Lately John’s reactions to minutiae have been extreme: he’ll suddenly stand up and scream at the top of his lungs. Frustration born of not finding the words quick enough I imagine, which doesn’t make it any easier — only understandable for those of us with the Autism Manual. It is of little use to the public at large, including those inside our educational institutions — but at least most people look at John and see his disability. His is evident.
But my Sam often passes for typical. Often. Which means when he acts atypical people are all what the hell? I’ve been guilty-guilty-guilty of this more times than I care to admit. We expect so much more from him, so much more than we do from his brother. When Sam’s reaction to a timeout for speaking out in class is explosive screams and a mad dash around the room, some are quick to categorize him as a “bad child.”
Sam spends all of his free time reading the encyclopedia for fun — he is all “nano-technology this” and “Cambrian period that” complete with helpful and constant pencil drawings. So we signed him up for this after-school science program. His brain is in need of stimulation that an after-school science program would seem to provide. The weekly topics and experiments scream SAM.
So when John and I arrive to pick him up — after first negotiating the parking lot and John’s screams because I was unable to complete a crocheted Mars before we had to leave (yes, a crocheted Mars) — after negotiating screams and flailing limbs as we walk down the hallway because, I don’t know, I chose the wrong route? or maybe he was still upset about Mars and needed to scream some more about it? After all that, we arrive to the classroom and I see my boy huddled in a chair backwards, snot falling down his face, eyes red and still wet with tears. He sobs when he sees me. The instructor motions that he’d like to speak with me… “He was very rude,” he says “he talks a lot —a lot!” he adds with exasperation “and he doesn’t listen. It seems he can’t hear when he’s spoken to.”

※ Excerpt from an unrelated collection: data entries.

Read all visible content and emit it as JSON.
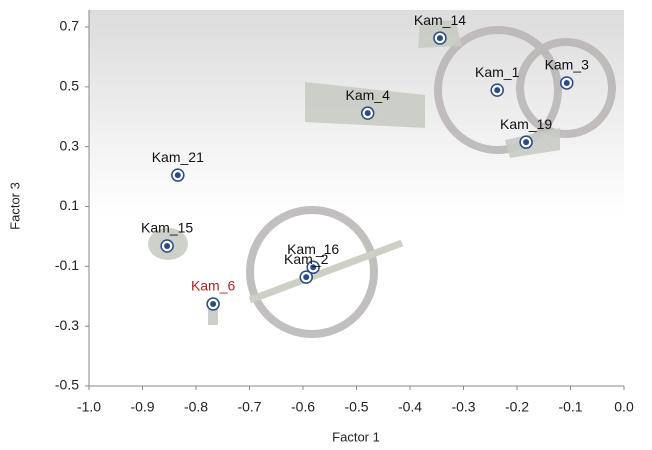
{
  "chart_data": {
    "type": "scatter",
    "x_label": "Factor 1",
    "y_label": "Factor 3",
    "point_labels": [
      "Kam_14",
      "Kam_1",
      "Kam_3",
      "Kam_4",
      "Kam_19",
      "Kam_21",
      "Kam_15",
      "Kam_16",
      "Kam_2",
      "Kam_6"
    ],
    "point_label_colors": [
      "#111111",
      "#111111",
      "#111111",
      "#111111",
      "#111111",
      "#111111",
      "#111111",
      "#111111",
      "#111111",
      "#b22222"
    ],
    "x": [
      -0.344,
      -0.237,
      -0.107,
      -0.479,
      -0.183,
      -0.834,
      -0.854,
      -0.581,
      -0.594,
      -0.768
    ],
    "values": [
      0.663,
      0.489,
      0.513,
      0.412,
      0.315,
      0.205,
      -0.032,
      -0.103,
      -0.136,
      -0.226
    ],
    "color": "#2a4a8a",
    "xlim": [
      -1,
      0
    ],
    "xticks": [
      {
        "value": -1,
        "label": "-1.0"
      },
      -0.9,
      -0.8,
      -0.7,
      -0.6,
      -0.5,
      -0.4,
      -0.3,
      -0.2,
      -0.1,
      {
        "value": 0,
        "label": "0.0"
      }
    ],
    "ylim": [
      -0.5,
      0.7
    ],
    "yticks": [
      -0.5,
      -0.3,
      -0.1,
      0.1,
      0.3,
      0.5,
      0.7
    ]
  }
}
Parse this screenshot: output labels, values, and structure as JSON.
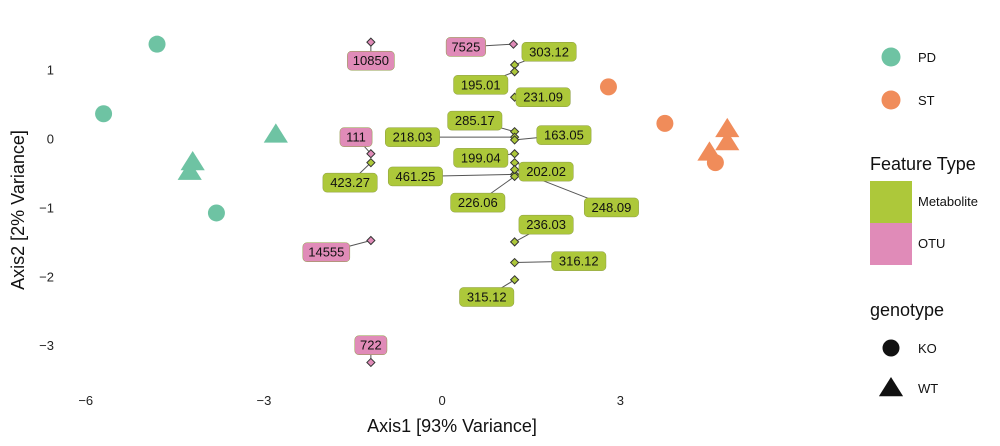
{
  "colors": {
    "PD": "#6ec3a3",
    "ST": "#f08c5a",
    "Metabolite": "#adc83a",
    "OTU": "#e08bb8",
    "connector": "#555555"
  },
  "chart_data": {
    "type": "scatter",
    "title": "",
    "xlabel": "Axis1 [93% Variance]",
    "ylabel": "Axis2 [2% Variance]",
    "xlim": [
      -6.4,
      6.9
    ],
    "ylim": [
      -3.65,
      1.75
    ],
    "xticks": [
      -6,
      -3,
      0,
      3
    ],
    "xtick_labels": [
      "−6",
      "−3",
      "0",
      "3"
    ],
    "yticks": [
      1,
      0,
      -1,
      -2,
      -3
    ],
    "ytick_labels": [
      "1",
      "0",
      "−1",
      "−2",
      "−3"
    ],
    "grid": false,
    "samples": [
      {
        "group": "PD",
        "genotype": "KO",
        "x": -4.8,
        "y": 1.37
      },
      {
        "group": "PD",
        "genotype": "KO",
        "x": -5.7,
        "y": 0.36
      },
      {
        "group": "PD",
        "genotype": "KO",
        "x": -3.8,
        "y": -1.08
      },
      {
        "group": "PD",
        "genotype": "WT",
        "x": -4.2,
        "y": -0.34
      },
      {
        "group": "PD",
        "genotype": "WT",
        "x": -4.25,
        "y": -0.48
      },
      {
        "group": "PD",
        "genotype": "WT",
        "x": -2.8,
        "y": 0.06
      },
      {
        "group": "ST",
        "genotype": "KO",
        "x": 2.8,
        "y": 0.75
      },
      {
        "group": "ST",
        "genotype": "KO",
        "x": 3.75,
        "y": 0.22
      },
      {
        "group": "ST",
        "genotype": "KO",
        "x": 4.6,
        "y": -0.35
      },
      {
        "group": "ST",
        "genotype": "WT",
        "x": 4.5,
        "y": -0.2
      },
      {
        "group": "ST",
        "genotype": "WT",
        "x": 4.8,
        "y": 0.14
      },
      {
        "group": "ST",
        "genotype": "WT",
        "x": 4.8,
        "y": -0.05
      }
    ],
    "features": [
      {
        "label": "10850",
        "type": "OTU",
        "x": -1.2,
        "y": 1.4,
        "lx": -1.2,
        "ly": 1.13
      },
      {
        "label": "7525",
        "type": "OTU",
        "x": 1.2,
        "y": 1.37,
        "lx": 0.4,
        "ly": 1.33
      },
      {
        "label": "303.12",
        "type": "Metabolite",
        "x": 1.22,
        "y": 1.07,
        "lx": 1.8,
        "ly": 1.26
      },
      {
        "label": "195.01",
        "type": "Metabolite",
        "x": 1.22,
        "y": 0.97,
        "lx": 0.65,
        "ly": 0.78
      },
      {
        "label": "231.09",
        "type": "Metabolite",
        "x": 1.22,
        "y": 0.6,
        "lx": 1.7,
        "ly": 0.6
      },
      {
        "label": "285.17",
        "type": "Metabolite",
        "x": 1.22,
        "y": 0.1,
        "lx": 0.55,
        "ly": 0.26
      },
      {
        "label": "111",
        "type": "OTU",
        "x": -1.2,
        "y": -0.22,
        "lx": -1.45,
        "ly": 0.02
      },
      {
        "label": "218.03",
        "type": "Metabolite",
        "x": 1.22,
        "y": 0.02,
        "lx": -0.5,
        "ly": 0.02
      },
      {
        "label": "163.05",
        "type": "Metabolite",
        "x": 1.22,
        "y": -0.02,
        "lx": 2.05,
        "ly": 0.05
      },
      {
        "label": "199.04",
        "type": "Metabolite",
        "x": 1.22,
        "y": -0.22,
        "lx": 0.65,
        "ly": -0.28
      },
      {
        "label": "423.27",
        "type": "Metabolite",
        "x": -1.2,
        "y": -0.35,
        "lx": -1.55,
        "ly": -0.64
      },
      {
        "label": "202.02",
        "type": "Metabolite",
        "x": 1.22,
        "y": -0.35,
        "lx": 1.75,
        "ly": -0.48
      },
      {
        "label": "461.25",
        "type": "Metabolite",
        "x": 1.22,
        "y": -0.52,
        "lx": -0.45,
        "ly": -0.55
      },
      {
        "label": "226.06",
        "type": "Metabolite",
        "x": 1.22,
        "y": -0.55,
        "lx": 0.6,
        "ly": -0.93
      },
      {
        "label": "248.09",
        "type": "Metabolite",
        "x": 1.22,
        "y": -0.45,
        "lx": 2.85,
        "ly": -1.0
      },
      {
        "label": "14555",
        "type": "OTU",
        "x": -1.2,
        "y": -1.48,
        "lx": -1.95,
        "ly": -1.65
      },
      {
        "label": "236.03",
        "type": "Metabolite",
        "x": 1.22,
        "y": -1.5,
        "lx": 1.75,
        "ly": -1.25
      },
      {
        "label": "316.12",
        "type": "Metabolite",
        "x": 1.22,
        "y": -1.8,
        "lx": 2.3,
        "ly": -1.78
      },
      {
        "label": "315.12",
        "type": "Metabolite",
        "x": 1.22,
        "y": -2.05,
        "lx": 0.75,
        "ly": -2.3
      },
      {
        "label": "722",
        "type": "OTU",
        "x": -1.2,
        "y": -3.25,
        "lx": -1.2,
        "ly": -3.0
      }
    ]
  },
  "legend": {
    "group_items": [
      {
        "key": "PD",
        "label": "PD"
      },
      {
        "key": "ST",
        "label": "ST"
      }
    ],
    "feature_title": "Feature Type",
    "feature_items": [
      {
        "key": "Metabolite",
        "label": "Metabolite"
      },
      {
        "key": "OTU",
        "label": "OTU"
      }
    ],
    "genotype_title": "genotype",
    "genotype_items": [
      {
        "key": "KO",
        "label": "KO",
        "shape": "circle"
      },
      {
        "key": "WT",
        "label": "WT",
        "shape": "triangle"
      }
    ]
  }
}
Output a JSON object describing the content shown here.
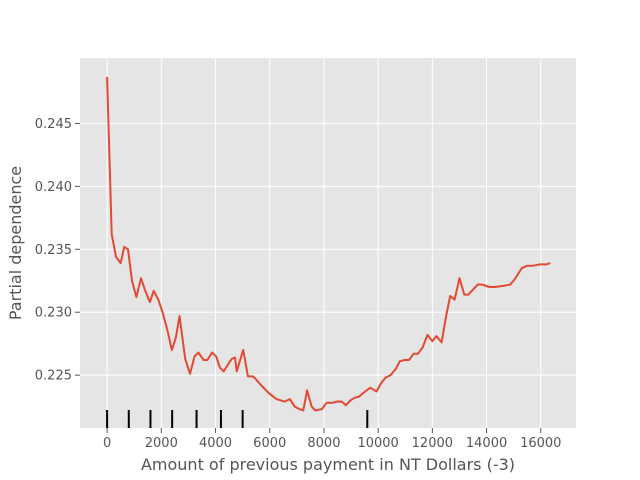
{
  "chart_data": {
    "type": "line",
    "title": "",
    "xlabel": "Amount of previous payment in NT Dollars (-3)",
    "ylabel": "Partial dependence",
    "xlim": [
      -1000,
      17300
    ],
    "ylim": [
      0.2208,
      0.2502
    ],
    "xticks": [
      0,
      2000,
      4000,
      6000,
      8000,
      10000,
      12000,
      14000,
      16000
    ],
    "xtick_labels": [
      "0",
      "2000",
      "4000",
      "6000",
      "8000",
      "10000",
      "12000",
      "14000",
      "16000"
    ],
    "yticks": [
      0.225,
      0.23,
      0.235,
      0.24,
      0.245
    ],
    "ytick_labels": [
      "0.225",
      "0.230",
      "0.235",
      "0.240",
      "0.245"
    ],
    "grid": true,
    "line_color": "#E24A33",
    "background_color": "#E5E5E5",
    "rug_color": "#000000",
    "rug_x": [
      0,
      800,
      1600,
      2400,
      3300,
      4200,
      5000,
      9600
    ],
    "series": [
      {
        "x": [
          0,
          170,
          330,
          500,
          630,
          770,
          920,
          1080,
          1250,
          1390,
          1580,
          1720,
          1890,
          2060,
          2220,
          2390,
          2540,
          2670,
          2880,
          3060,
          3230,
          3370,
          3560,
          3700,
          3870,
          4020,
          4160,
          4300,
          4480,
          4600,
          4720,
          4780,
          5020,
          5200,
          5370,
          5480,
          5640,
          5950,
          6250,
          6550,
          6740,
          6920,
          7100,
          7240,
          7380,
          7550,
          7680,
          7920,
          8100,
          8310,
          8470,
          8660,
          8810,
          8980,
          9130,
          9300,
          9520,
          9710,
          9940,
          10120,
          10270,
          10460,
          10650,
          10800,
          10960,
          11140,
          11310,
          11470,
          11640,
          11820,
          12000,
          12150,
          12340,
          12500,
          12660,
          12820,
          13000,
          13180,
          13330,
          13500,
          13680,
          13830,
          14100,
          14320,
          14640,
          14880,
          15030,
          15300,
          15500,
          15720,
          15970,
          16200,
          16350
        ],
        "y": [
          0.2487,
          0.2362,
          0.2344,
          0.2339,
          0.2352,
          0.235,
          0.2325,
          0.2312,
          0.2327,
          0.2318,
          0.2308,
          0.2317,
          0.231,
          0.2299,
          0.2286,
          0.227,
          0.228,
          0.2297,
          0.2263,
          0.2251,
          0.2265,
          0.2268,
          0.2262,
          0.2262,
          0.2268,
          0.2265,
          0.2256,
          0.2253,
          0.2259,
          0.2263,
          0.2264,
          0.2253,
          0.227,
          0.2249,
          0.2249,
          0.2247,
          0.2243,
          0.2236,
          0.2231,
          0.2229,
          0.2231,
          0.2225,
          0.2223,
          0.2222,
          0.2238,
          0.2225,
          0.2222,
          0.2223,
          0.2228,
          0.2228,
          0.2229,
          0.2229,
          0.2226,
          0.223,
          0.2232,
          0.2233,
          0.2237,
          0.224,
          0.2237,
          0.2244,
          0.2248,
          0.225,
          0.2255,
          0.2261,
          0.2262,
          0.2262,
          0.2267,
          0.2267,
          0.2272,
          0.2282,
          0.2277,
          0.2281,
          0.2276,
          0.2296,
          0.2313,
          0.231,
          0.2327,
          0.2314,
          0.2314,
          0.2318,
          0.2322,
          0.2322,
          0.232,
          0.232,
          0.2321,
          0.2322,
          0.2326,
          0.2335,
          0.2337,
          0.2337,
          0.2338,
          0.2338,
          0.2339
        ]
      }
    ]
  }
}
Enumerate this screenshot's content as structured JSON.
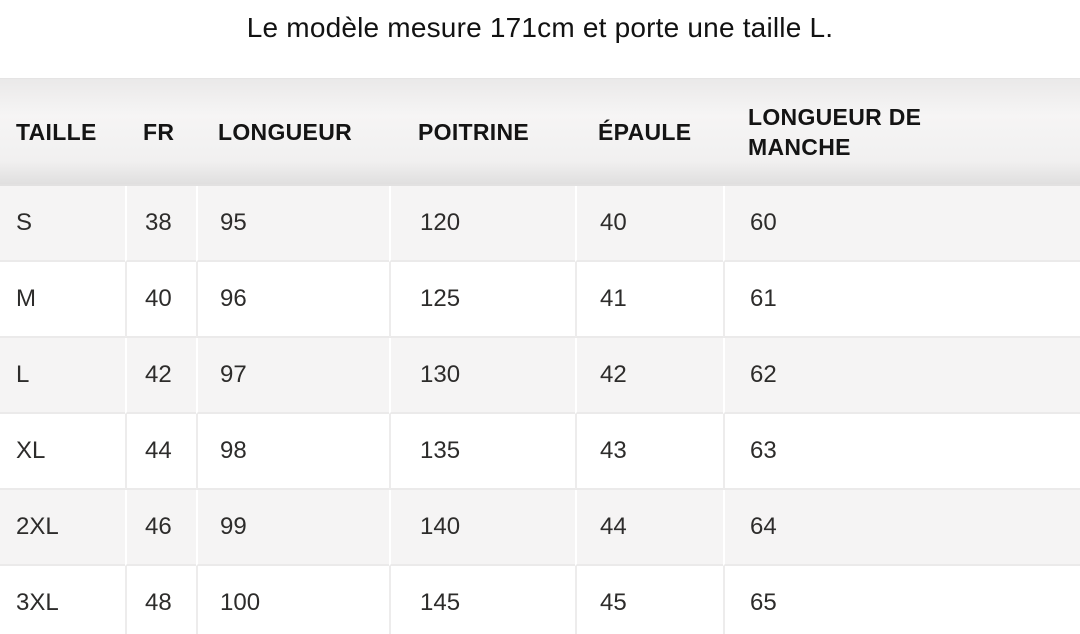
{
  "note": "Le modèle mesure 171cm et porte une taille L.",
  "table": {
    "columns": [
      "TAILLE",
      "FR",
      "LONGUEUR",
      "POITRINE",
      "ÉPAULE",
      "LONGUEUR DE MANCHE"
    ],
    "rows": [
      [
        "S",
        "38",
        "95",
        "120",
        "40",
        "60"
      ],
      [
        "M",
        "40",
        "96",
        "125",
        "41",
        "61"
      ],
      [
        "L",
        "42",
        "97",
        "130",
        "42",
        "62"
      ],
      [
        "XL",
        "44",
        "98",
        "135",
        "43",
        "63"
      ],
      [
        "2XL",
        "46",
        "99",
        "140",
        "44",
        "64"
      ],
      [
        "3XL",
        "48",
        "100",
        "145",
        "45",
        "65"
      ]
    ]
  },
  "colors": {
    "striped_row_bg": "#f5f4f4",
    "plain_row_bg": "#ffffff",
    "header_gradient_top": "#eae9e9",
    "header_gradient_bottom": "#e0dfdf",
    "row_divider": "#ebeaea",
    "separator_on_striped": "#ffffff",
    "separator_on_plain": "#edecec",
    "text": "#2d2c2b",
    "heading_text": "#141414"
  }
}
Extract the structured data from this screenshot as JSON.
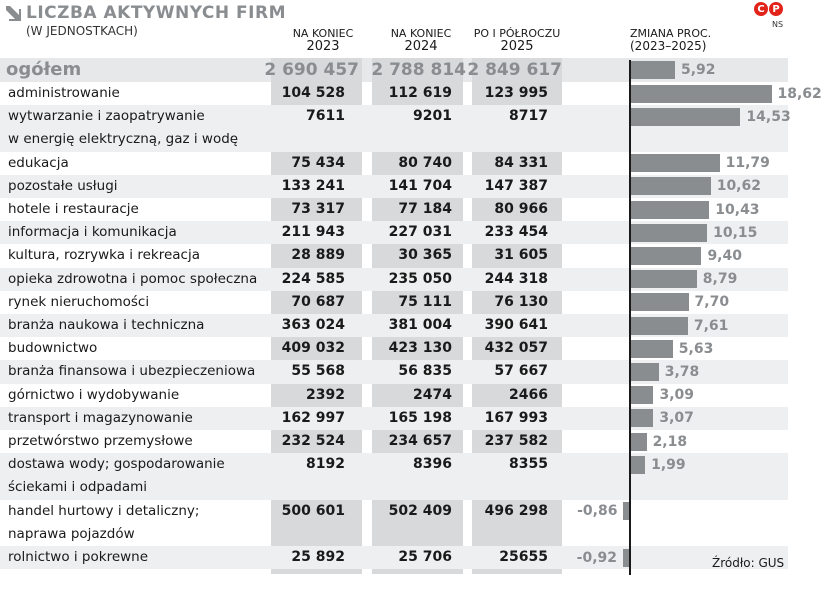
{
  "header": {
    "title": "LICZBA AKTYWNYCH FIRM",
    "subtitle": "(W JEDNOSTKACH)",
    "logo": [
      "C",
      "P"
    ],
    "author": "NS",
    "columns": [
      {
        "line1": "NA KONIEC",
        "line2": "2023"
      },
      {
        "line1": "NA KONIEC",
        "line2": "2024"
      },
      {
        "line1": "PO I PÓŁROCZU",
        "line2": "2025"
      }
    ],
    "change": {
      "line1": "ZMIANA PROC.",
      "line2": "(2023–2025)"
    }
  },
  "source": "Źródło: GUS",
  "chart_data": {
    "type": "table",
    "title": "LICZBA AKTYWNYCH FIRM",
    "subtitle": "(W JEDNOSTKACH)",
    "column_headers": [
      "NA KONIEC 2023",
      "NA KONIEC 2024",
      "PO I PÓŁROCZU 2025",
      "ZMIANA PROC. (2023–2025)"
    ],
    "overall": {
      "label": "ogółem",
      "v2023": "2 690 457",
      "v2024": "2 788 814",
      "v2025": "2 849 617",
      "change": 5.92,
      "change_label": "5,92"
    },
    "rows": [
      {
        "label": [
          "administrowanie"
        ],
        "v2023": "104 528",
        "v2024": "112 619",
        "v2025": "123 995",
        "change": 18.62,
        "change_label": "18,62"
      },
      {
        "label": [
          "wytwarzanie i zaopatrywanie",
          "w energię elektryczną, gaz i wodę"
        ],
        "v2023": "7611",
        "v2024": "9201",
        "v2025": "8717",
        "change": 14.53,
        "change_label": "14,53"
      },
      {
        "label": [
          "edukacja"
        ],
        "v2023": "75 434",
        "v2024": "80 740",
        "v2025": "84 331",
        "change": 11.79,
        "change_label": "11,79"
      },
      {
        "label": [
          "pozostałe usługi"
        ],
        "v2023": "133 241",
        "v2024": "141 704",
        "v2025": "147 387",
        "change": 10.62,
        "change_label": "10,62"
      },
      {
        "label": [
          "hotele i restauracje"
        ],
        "v2023": "73 317",
        "v2024": "77 184",
        "v2025": "80 966",
        "change": 10.43,
        "change_label": "10,43"
      },
      {
        "label": [
          "informacja i komunikacja"
        ],
        "v2023": "211 943",
        "v2024": "227 031",
        "v2025": "233 454",
        "change": 10.15,
        "change_label": "10,15"
      },
      {
        "label": [
          "kultura, rozrywka i rekreacja"
        ],
        "v2023": "28 889",
        "v2024": "30 365",
        "v2025": "31 605",
        "change": 9.4,
        "change_label": "9,40"
      },
      {
        "label": [
          "opieka zdrowotna i pomoc społeczna"
        ],
        "v2023": "224 585",
        "v2024": "235 050",
        "v2025": "244 318",
        "change": 8.79,
        "change_label": "8,79"
      },
      {
        "label": [
          "rynek nieruchomości"
        ],
        "v2023": "70 687",
        "v2024": "75 111",
        "v2025": "76 130",
        "change": 7.7,
        "change_label": "7,70"
      },
      {
        "label": [
          "branża naukowa i techniczna"
        ],
        "v2023": "363 024",
        "v2024": "381 004",
        "v2025": "390 641",
        "change": 7.61,
        "change_label": "7,61"
      },
      {
        "label": [
          "budownictwo"
        ],
        "v2023": "409 032",
        "v2024": "423 130",
        "v2025": "432 057",
        "change": 5.63,
        "change_label": "5,63"
      },
      {
        "label": [
          "branża finansowa i ubezpieczeniowa"
        ],
        "v2023": "55 568",
        "v2024": "56 835",
        "v2025": "57 667",
        "change": 3.78,
        "change_label": "3,78"
      },
      {
        "label": [
          "górnictwo i wydobywanie"
        ],
        "v2023": "2392",
        "v2024": "2474",
        "v2025": "2466",
        "change": 3.09,
        "change_label": "3,09"
      },
      {
        "label": [
          "transport i magazynowanie"
        ],
        "v2023": "162 997",
        "v2024": "165 198",
        "v2025": "167 993",
        "change": 3.07,
        "change_label": "3,07"
      },
      {
        "label": [
          "przetwórstwo przemysłowe"
        ],
        "v2023": "232 524",
        "v2024": "234 657",
        "v2025": "237 582",
        "change": 2.18,
        "change_label": "2,18"
      },
      {
        "label": [
          "dostawa wody; gospodarowanie",
          "ściekami i odpadami"
        ],
        "v2023": "8192",
        "v2024": "8396",
        "v2025": "8355",
        "change": 1.99,
        "change_label": "1,99"
      },
      {
        "label": [
          "handel hurtowy i detaliczny;",
          "naprawa pojazdów"
        ],
        "v2023": "500 601",
        "v2024": "502 409",
        "v2025": "496 298",
        "change": -0.86,
        "change_label": "-0,86"
      },
      {
        "label": [
          "rolnictwo i pokrewne"
        ],
        "v2023": "25 892",
        "v2024": "25 706",
        "v2025": "25655",
        "change": -0.92,
        "change_label": "-0,92"
      }
    ],
    "bar_color": "#8a8d90"
  }
}
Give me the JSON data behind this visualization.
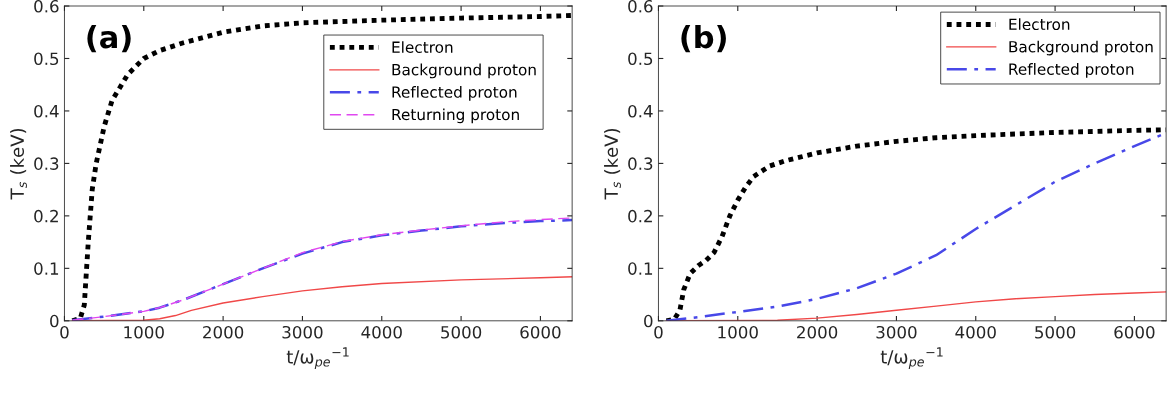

He was in a timeout for nearly an hour. An hour!
Huh. So you see, I’ve forgotten. I’ve forgotten how well my boy copes, how often he passes for typical. I’ve forgotten to relay strategies to this young and inexperienced instructor. Once again I am taken by surprise that yep, my boy still has significant challenges! still enough to knock me over. I try to explain now Do you know what an IEP is? You do? Great, He has an IEP that is supposed to address some of his challenges. He really loves science, it may be helpful to give him a warning or two about speaking out before putting him in a time-out. Just makes it worse, I promise!
This is the third session and the third time Sam has been miserable when I’ve picked him up. This last time is, of course, the worst. The program is not run by the school system but by an outside organization, so I don’t think I can ask for accommodations — or can I? I’ve contacted his team and am hoping for the best. He is desperate to continue. The instructor is glad to hear some things that might help but does not sound overly confident that he can handle it.
So there are these times? Times I just feel outside myself. Sometimes I think it may be the gaping stares from others that hurls me out of my body, a spectator to my life, to the situation. When John body-drops to the ground, my limbs feel leaden and uncooperative in the exact same way that his refuse to budge and part of me is above looking down at the ridiculousness of it all.
But Sam needs for me to be different.